We crossed back over the road and had our lunch standing up behind the vehicles. Beautiful butterflies kept landing on the Jeep and on David's Four Runner which made me and Elizabeth very happy. The dogs were all being friendly to one another and having a blast, so in spite of the non-cabin and the bum spring, it was a good day. We weren't ready for it to end so we decided to go see Kinnickinnick Lake. John and I hadn't been there in years.

Mormon Lake

As we drove south on Lake Mary Road we stopped at the Mormon Lake overlook. The lake was full and gorgeous. The breeze was incredible, and David and Elizabeth told me they had had a wonderful day so far. I know the dogs did! And honestly, I enjoyed it too. There is a little bit of stress when you are guiding someone, but they're family and we love each other.

Kinnickinnick Lake

After leaving Mormon Lake we continuedsouth to the lake turnoff, which is clearly marked. The road to the lake was a lot longer and less scenic than I expected. But we finally reached Kinnickinnick and we ladies were grateful to see that there were restrooms.

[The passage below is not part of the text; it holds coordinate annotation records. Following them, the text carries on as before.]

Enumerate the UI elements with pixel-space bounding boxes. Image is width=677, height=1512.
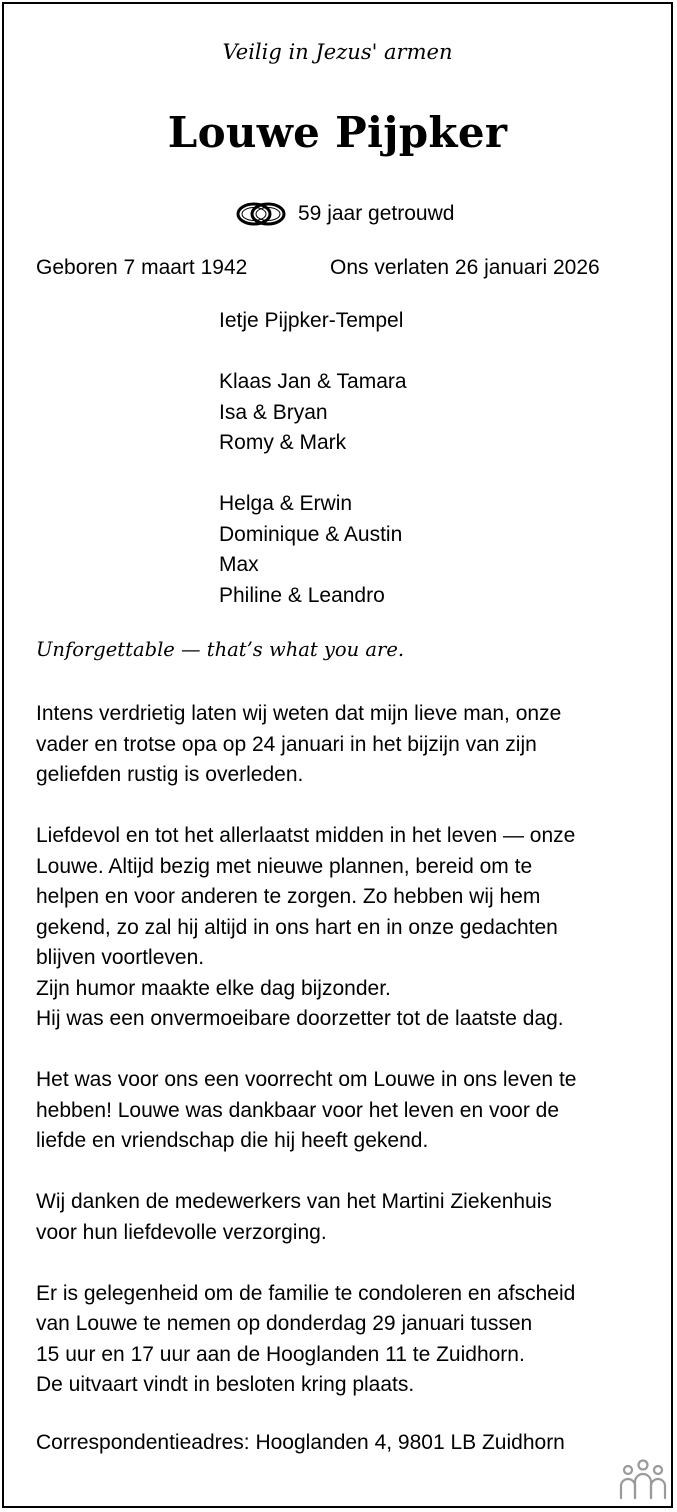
- text-line: Hij was een onvermoeibare doorzetter tot de laatste dag.: [36, 1007, 564, 1030]
- text-line: Wij danken de medewerkers van het Martini Ziekenhuis: [36, 1190, 552, 1213]
- text-line: Het was voor ons een voorrecht om Louwe in ons leven te: [36, 1068, 577, 1091]
- text-line: Liefdevol en tot het allerlaatst midden in het leven — onze: [36, 824, 576, 847]
- text-line: vader en trotse opa op 24 januari in het bijzijn van zijn: [36, 732, 537, 756]
- family-member: Klaas Jan & Tamara: [219, 370, 407, 393]
- text-line: gekend, zo zal hij altijd in ons hart en in onze gedachten: [36, 915, 558, 939]
- paragraph: [36, 699, 656, 791]
- family-group-1: [219, 367, 407, 459]
- deceased-name: Louwe Pijpker: [167, 108, 508, 157]
- text-line: De uitvaart vindt in besloten kring plaats.: [36, 1373, 415, 1396]
- quote: Unforgettable — that’s what you are.: [36, 638, 405, 661]
- obituary-card: [2, 2, 673, 1508]
- text-line: 15 uur en 17 uur aan de Hooglanden 11 te Zuidhorn.: [36, 1342, 525, 1366]
- paragraph: [36, 1187, 656, 1248]
- text-line: voor hun liefdevolle verzorging.: [36, 1220, 327, 1244]
- text-line: Er is gelegenheid om de familie te condoleren en afscheid: [36, 1281, 576, 1305]
- announcement-text: [36, 699, 656, 1431]
- family-group-2: [219, 489, 407, 611]
- family-group-spouse: [219, 306, 407, 337]
- wedding-rings-icon: [232, 199, 290, 229]
- family-member: Dominique & Austin: [219, 522, 403, 546]
- people-group-icon: [618, 1456, 668, 1502]
- family-member: Helga & Erwin: [219, 492, 353, 515]
- family-member: Ietje Pijpker-Tempel: [219, 309, 404, 332]
- family-member: Romy & Mark: [219, 431, 347, 454]
- married-duration: [232, 198, 454, 230]
- paragraph: [36, 821, 656, 1035]
- text-line: liefde en vriendschap die hij heeft gekend.: [36, 1129, 429, 1152]
- married-text: 59 jaar getrouwd: [298, 202, 455, 225]
- death-date: Ons verlaten 26 januari 2026: [330, 256, 600, 279]
- family-member: Isa & Bryan: [219, 400, 328, 424]
- text-line: helpen en voor anderen te zorgen. Zo hebben wij hem: [36, 885, 541, 908]
- family-list: [219, 306, 407, 611]
- birth-date: Geboren 7 maart 1942: [36, 256, 248, 279]
- text-line: geliefden rustig is overleden.: [36, 763, 304, 786]
- text-line: blijven voortleven.: [36, 946, 205, 969]
- text-line: Intens verdrietig laten wij weten dat mijn lieve man, onze: [36, 702, 562, 725]
- family-member: Philine & Leandro: [219, 583, 385, 607]
- family-member: Max: [219, 553, 259, 576]
- text-line: Zijn humor maakte elke dag bijzonder.: [36, 976, 391, 1000]
- motto: Veilig in Jezus' armen: [222, 40, 453, 64]
- text-line: van Louwe te nemen op donderdag 29 januari tussen: [36, 1312, 533, 1335]
- paragraph: [36, 1279, 656, 1401]
- paragraph: [36, 1065, 656, 1157]
- text-line: Louwe. Altijd bezig met nieuwe plannen, bereid om te: [36, 854, 533, 878]
- correspondence-address: Correspondentieadres: Hooglanden 4, 9801 LB Zuidhorn: [36, 1431, 565, 1454]
- text-line: hebben! Louwe was dankbaar voor het leven en voor de: [36, 1098, 560, 1122]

Remember I told you this was during the Covid lockdowns? Well they had not only locked the bathrooms, they had boarded them up and bolted them shut. But there was a stand of junipers just beyond, and there was ample evidence that everyone had been using them as a bathroom. So much more sanitary than a bathroom, right? As long as you watch your step.

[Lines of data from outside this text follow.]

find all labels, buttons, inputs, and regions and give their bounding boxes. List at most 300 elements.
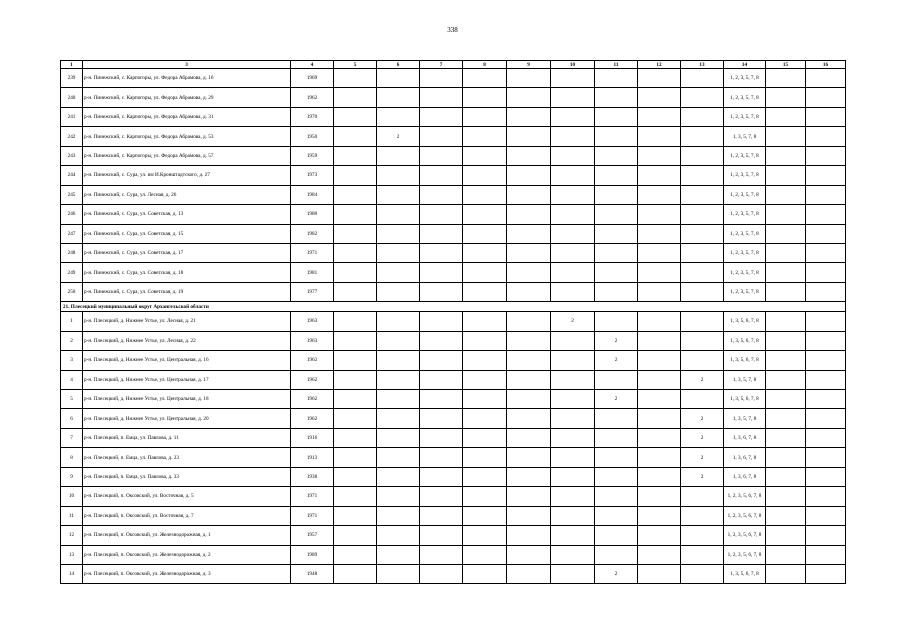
table-cell [806,69,846,88]
table-cell [334,146,377,165]
column-header: 1 [61,61,83,69]
table-cell [681,88,724,107]
table-cell [681,185,724,204]
table-cell [806,185,846,204]
table-cell: 1984 [291,185,334,204]
table-cell [334,166,377,185]
table-cell [551,282,595,301]
table-cell [463,243,507,262]
table-cell: 1962 [291,370,334,389]
table-cell: 1938 [291,467,334,486]
table-cell [377,370,420,389]
table-cell: 1, 2, 3, 5, 6, 7, 8 [724,506,766,525]
table-cell [507,526,551,545]
table-cell [806,127,846,146]
table-cell: 1, 3, 5, 7, 8 [724,127,766,146]
table-cell [463,545,507,564]
table-cell [377,263,420,282]
table-cell [766,88,806,107]
table-cell [551,107,595,126]
table-cell [766,146,806,165]
table-cell [766,185,806,204]
table-cell: 1, 2, 3, 5, 7, 8 [724,88,766,107]
table-cell [420,166,463,185]
table-cell [507,331,551,350]
table-cell [377,467,420,486]
table-cell [377,166,420,185]
table-cell [766,243,806,262]
table-cell: р-н. Плесецкий, п. Оксовский, ул. Восточная, д. 7 [83,506,291,525]
table-cell [507,545,551,564]
table-cell [595,467,638,486]
table-cell [334,107,377,126]
table-cell [595,409,638,428]
table-cell [334,390,377,409]
table-cell [463,146,507,165]
table-cell [377,428,420,447]
table-cell: 1959 [291,146,334,165]
column-header: 4 [291,61,334,69]
table-row [61,107,846,126]
column-header: 12 [638,61,681,69]
table-cell [806,487,846,506]
table-cell: р-н. Пинежский, с. Карпогоры, ул. Федора Абрамова, д. 31 [83,107,291,126]
table-cell: 1, 3, 6, 7, 8 [724,448,766,467]
table-cell [551,506,595,525]
table-cell [551,487,595,506]
table-cell: р-н. Пинежский, с. Сура, ул. Советская, д. 15 [83,224,291,243]
column-header: 13 [681,61,724,69]
table-cell [638,243,681,262]
table-cell: 1, 2, 3, 5, 7, 8 [724,282,766,301]
table-cell [463,282,507,301]
table-cell: 1, 2, 3, 5, 7, 8 [724,205,766,224]
table-cell [681,69,724,88]
table-cell: 1, 3, 5, 6, 7, 8 [724,331,766,350]
table-row [61,69,846,88]
table-cell [551,390,595,409]
table-cell: 1977 [291,282,334,301]
table-cell [463,107,507,126]
table-cell [334,243,377,262]
table-cell [766,487,806,506]
column-header: 3 [83,61,291,69]
table-cell: 1, 2, 3, 5, 7, 8 [724,166,766,185]
table-cell [681,351,724,370]
column-header: 16 [806,61,846,69]
table-cell [638,390,681,409]
table-row [61,331,846,350]
table-cell: 13 [61,545,83,564]
table-cell [638,448,681,467]
table-cell: 1969 [291,69,334,88]
table-cell [681,224,724,243]
table-cell [377,487,420,506]
table-cell: 1989 [291,545,334,564]
table-cell [806,506,846,525]
table-cell [638,351,681,370]
table-cell [681,263,724,282]
table-cell [681,564,724,583]
table-cell [507,127,551,146]
table-cell [681,107,724,126]
table-cell: 243 [61,146,83,165]
table-cell [420,390,463,409]
table-cell [463,331,507,350]
table-cell [766,224,806,243]
table-cell [595,205,638,224]
table-cell [806,205,846,224]
table-cell [638,312,681,331]
table-cell: 1, 2, 3, 5, 7, 8 [724,263,766,282]
table-cell [420,263,463,282]
table-cell [551,351,595,370]
table-cell [638,545,681,564]
table-cell: 1962 [291,88,334,107]
table-cell [377,282,420,301]
table-cell: 1963 [291,312,334,331]
table-cell [463,88,507,107]
table-cell: 2 [61,331,83,350]
table-cell [420,564,463,583]
table-cell: 1980 [291,205,334,224]
table-cell: 1, 3, 6, 7, 8 [724,428,766,447]
table-cell [766,428,806,447]
table-cell [507,487,551,506]
column-header: 9 [507,61,551,69]
table-cell [638,526,681,545]
table-row [61,448,846,467]
table-cell: 1957 [291,526,334,545]
table-cell [334,185,377,204]
table-cell [638,282,681,301]
table-cell [638,428,681,447]
table-cell [377,564,420,583]
table-cell [551,448,595,467]
table-cell: 244 [61,166,83,185]
table-cell [463,370,507,389]
table-cell [377,409,420,428]
table-cell: 1916 [291,428,334,447]
table-cell: 1971 [291,243,334,262]
table-cell [551,467,595,486]
table-cell [681,127,724,146]
table-cell [463,263,507,282]
table-cell [766,351,806,370]
table-cell [463,312,507,331]
table-cell [420,428,463,447]
table-cell [595,448,638,467]
table-cell [595,127,638,146]
table-cell: 12 [61,526,83,545]
table-cell [681,506,724,525]
table-cell [681,166,724,185]
table-cell [681,146,724,165]
table-cell [334,448,377,467]
table-cell: 1, 3, 5, 6, 7, 8 [724,312,766,331]
table-cell: р-н. Пинежский, с. Карпогоры, ул. Федора Абрамова, д. 29 [83,88,291,107]
column-header: 6 [377,61,420,69]
table-cell [334,526,377,545]
table-cell: 8 [61,448,83,467]
table-cell [595,224,638,243]
table-cell: 1970 [291,107,334,126]
table-cell [463,428,507,447]
table-row [61,263,846,282]
table-cell: 1, 3, 5, 6, 7, 8 [724,390,766,409]
table-cell: 242 [61,127,83,146]
table-cell [463,506,507,525]
table-row [61,487,846,506]
table-cell: 248 [61,243,83,262]
table-cell [377,506,420,525]
table-cell [766,312,806,331]
table-row [61,243,846,262]
table-cell: р-н. Плесецкий, п. Емца, ул. Павлова, д. 23 [83,448,291,467]
table-cell [420,205,463,224]
table-cell [766,448,806,467]
table-row [61,370,846,389]
table-cell: 1963 [291,331,334,350]
table-cell [766,370,806,389]
table-cell [551,69,595,88]
table-cell [551,526,595,545]
table-cell [551,146,595,165]
table-cell: 9 [61,467,83,486]
table-cell [681,390,724,409]
table-cell [766,107,806,126]
table-cell [507,448,551,467]
table-cell [638,166,681,185]
table-cell [638,564,681,583]
table-cell [638,263,681,282]
table-cell: 1, 2, 3, 5, 6, 7, 8 [724,487,766,506]
table-cell: 245 [61,185,83,204]
table-cell: 1, 3, 5, 7, 8 [724,370,766,389]
table-cell: р-н. Пинежский, с. Сура, ул. Лесная, д. 26 [83,185,291,204]
table-cell [681,487,724,506]
table-cell [766,390,806,409]
table-cell: 4 [61,370,83,389]
table-cell: р-н. Пинежский, с. Сура, ул. им И.Кронштадтского, д. 27 [83,166,291,185]
table-cell [806,428,846,447]
table-cell [806,146,846,165]
table-row [61,205,846,224]
table-cell [595,312,638,331]
table-row [61,185,846,204]
table-cell [766,263,806,282]
table-cell: 2 [681,467,724,486]
table-cell [766,409,806,428]
table-cell: 1948 [291,564,334,583]
table-row [61,390,846,409]
table-cell [463,185,507,204]
table-cell [681,331,724,350]
table-cell: 6 [61,409,83,428]
table-cell [638,185,681,204]
table-cell [420,185,463,204]
table-cell: 249 [61,263,83,282]
table-cell [766,331,806,350]
table-cell [766,467,806,486]
table-cell [551,224,595,243]
table-cell [334,351,377,370]
table-cell [377,243,420,262]
column-header: 10 [551,61,595,69]
table-cell: 14 [61,564,83,583]
table-cell [595,282,638,301]
table-cell [463,564,507,583]
table-cell [551,428,595,447]
table-cell: 2 [595,390,638,409]
table-cell [507,146,551,165]
table-cell: 1, 2, 3, 5, 6, 7, 8 [724,545,766,564]
table-cell [806,166,846,185]
table-row [61,506,846,525]
table-cell [334,487,377,506]
table-cell: р-н. Плесецкий, п. Оксовский, ул. Восточная, д. 5 [83,487,291,506]
table-cell: 1, 2, 3, 5, 7, 8 [724,69,766,88]
table-cell: р-н. Плесецкий, п. Емца, ул. Павлова, д. 11 [83,428,291,447]
table-cell: р-н. Плесецкий, п. Оксовский, ул. Железнодорожная, д. 3 [83,564,291,583]
table-cell [551,263,595,282]
table-cell [377,351,420,370]
table-cell [463,526,507,545]
table-cell: 1, 2, 3, 5, 6, 7, 8 [724,526,766,545]
table-cell [595,88,638,107]
table-cell [463,409,507,428]
table-cell [463,166,507,185]
table-cell [334,370,377,389]
table-cell: р-н. Плесецкий, д. Нижнее Устье, ул. Центральная, д. 18 [83,390,291,409]
table-cell [806,312,846,331]
table-cell [806,409,846,428]
table-cell [595,428,638,447]
table-cell [507,243,551,262]
table-cell: 246 [61,205,83,224]
table-cell [507,224,551,243]
table-cell [806,88,846,107]
table-cell: 1962 [291,409,334,428]
table-cell: р-н. Пинежский, с. Сура, ул. Советская, д. 18 [83,263,291,282]
table-cell: 11 [61,506,83,525]
column-header: 5 [334,61,377,69]
table-cell [334,331,377,350]
table-cell [420,331,463,350]
table-cell [420,526,463,545]
table-cell [334,127,377,146]
table-cell [420,506,463,525]
table-cell [420,370,463,389]
table-cell: р-н. Пинежский, с. Сура, ул. Советская, д. 19 [83,282,291,301]
table-cell [507,351,551,370]
table-cell [595,487,638,506]
table-cell [420,88,463,107]
table-cell [551,88,595,107]
table-cell [463,467,507,486]
table-cell [463,205,507,224]
table-cell [334,467,377,486]
table-cell [595,506,638,525]
table-cell: 7 [61,428,83,447]
table-cell [507,312,551,331]
table-cell [507,88,551,107]
table-cell [377,331,420,350]
table-header [61,61,846,69]
table-cell [806,564,846,583]
table-row [61,409,846,428]
table-row [61,282,846,301]
table-cell [420,312,463,331]
column-header: 11 [595,61,638,69]
table-cell [507,390,551,409]
table-cell: 1, 2, 3, 5, 7, 8 [724,243,766,262]
table-row [61,127,846,146]
table-cell [806,243,846,262]
table-cell [681,312,724,331]
table-cell [334,428,377,447]
table-cell: р-н. Пинежский, с. Карпогоры, ул. Федора Абрамова, д. 16 [83,69,291,88]
table-cell [507,185,551,204]
table-cell [334,409,377,428]
table-cell: 247 [61,224,83,243]
table-cell [463,448,507,467]
table-cell: 1, 3, 5, 7, 8 [724,409,766,428]
table-cell [595,545,638,564]
table-cell [595,69,638,88]
table-cell: р-н. Плесецкий, п. Емца, ул. Павлова, д. 33 [83,467,291,486]
table-cell [334,506,377,525]
table-cell: 1 [61,312,83,331]
table-cell: 2 [595,351,638,370]
table-cell [334,564,377,583]
table-cell [507,409,551,428]
table-cell [766,69,806,88]
table-cell [595,166,638,185]
table-body [61,69,846,584]
table-cell [766,506,806,525]
table-cell [766,564,806,583]
table-cell [377,88,420,107]
table-cell [681,526,724,545]
table-cell [377,312,420,331]
table-cell: 1973 [291,166,334,185]
table-cell [806,390,846,409]
table-cell: 2 [595,564,638,583]
table-cell [420,487,463,506]
table-cell: р-н. Пинежский, с. Карпогоры, ул. Федора Абрамова, д. 53 [83,127,291,146]
column-header: 8 [463,61,507,69]
table-cell: 1, 2, 3, 5, 7, 8 [724,185,766,204]
table-cell [334,312,377,331]
table-cell [551,409,595,428]
table-cell [507,282,551,301]
table-cell [377,224,420,243]
table-cell [507,370,551,389]
table-cell [806,448,846,467]
table-cell [595,263,638,282]
table-cell [334,545,377,564]
table-cell: 1, 2, 3, 5, 7, 8 [724,146,766,165]
table-row [61,564,846,583]
table-cell [334,224,377,243]
table-cell: 1, 2, 3, 5, 7, 8 [724,224,766,243]
table-cell: р-н. Плесецкий, п. Оксовский, ул. Железнодорожная, д. 2 [83,545,291,564]
table-cell: р-н. Пинежский, с. Сура, ул. Советская, д. 13 [83,205,291,224]
table-cell [377,526,420,545]
table-cell [420,224,463,243]
table-cell [595,107,638,126]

They also had signs all over the place warning you to keep six feet between people. There was one fisherman there so we went over and talked to him and I'm pretty sure I wasn't six feet away, but he didn't seem to mind, so what the heck. He hadn't had any luck. I felt the same, actually.

The Big Tree

After we left the lake, it was back onto Lake Mary Road south to Stoneman Lake Road, where we turned west to go back to I-17. On the west side of the lake there is a little rest stop and picnic area where we always stopped with the granddaughters. There is a tree right by the drop-off to the lake that they always called The Big Tree. It IS big when you're like three feet tall! Anyway, we stopped there and filled our coffee mugs for the trip home and enjoyed the weather for a bit before heading home.

Lessons Learned

One thing I did right was bring along my walkie talkies. I gave one to Elizabeth so we could talk to each other as we drove, which is handy if someone wants to stop and look at something. The ham radios were never necessary. Also, I learned that even though John and I like to go to new places on every trip, we should have picked someplace that we already knew was awesome instead of taking them to a burnt down cabin and a mud hole. LOL!

I still love that entire area around Apache Maid and Stoneman Lake, and there are some dynamite back roads around there. It's easy to get to, close enough to Phoenix for a day trip, and always a lot cooler. Check it out this summer – the main roads are easily navigable in a passenger car.